CosineSimilarity

Returns the similarity between two embedding vectors as a number between -1 (opposite) and 1 (similar).

Format 

CosineSimilarity ( v1 ; v2 )

Parameters 

v1 and v2 - any text expression, text field, or container field that contains embedding vectors. In general, the two embedding vectors should be produced by the same model for this function to return a meaningful value.

Data type returned 

number

Originated in version 

21.0

Description 

This function returns a measure of the similarity between two embedding vectors using the cosine method. For embedding vectors, cosine similarity gives a useful measure of how similar two text values are likely to be. Results range from -1 to 1 (inclusive), with values closer to 1 indicating higher semantic similarity, 0 indicating no similarity, and -1 indicating dissimilarity.

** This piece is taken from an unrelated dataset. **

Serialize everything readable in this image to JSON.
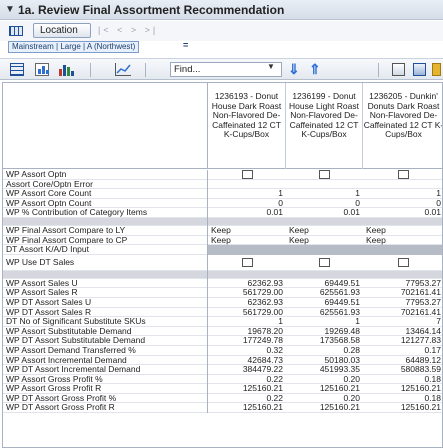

If v1 and v2 are text, they must be in the form of JSON arrays. The vectors must also have the same dimensions (the number of elements in the arrays must be the same). Typically, though, using embedding vectors as binary container data improves performance.

Example 1 

CosineSimilarity ( "[0.2198736, -0.4397852, ... ]" ; "[0.2198736, -0.4397852, ... ]" ) returns .24175542211599998499 for a particular model.

Example 2 

CosineSimilarity ( v1 ; v2 ) returns .54682693950088512302 for a particular model when the v1 and v2 fields contain embedding vectors for the text "Claris" and "Claire," respectively.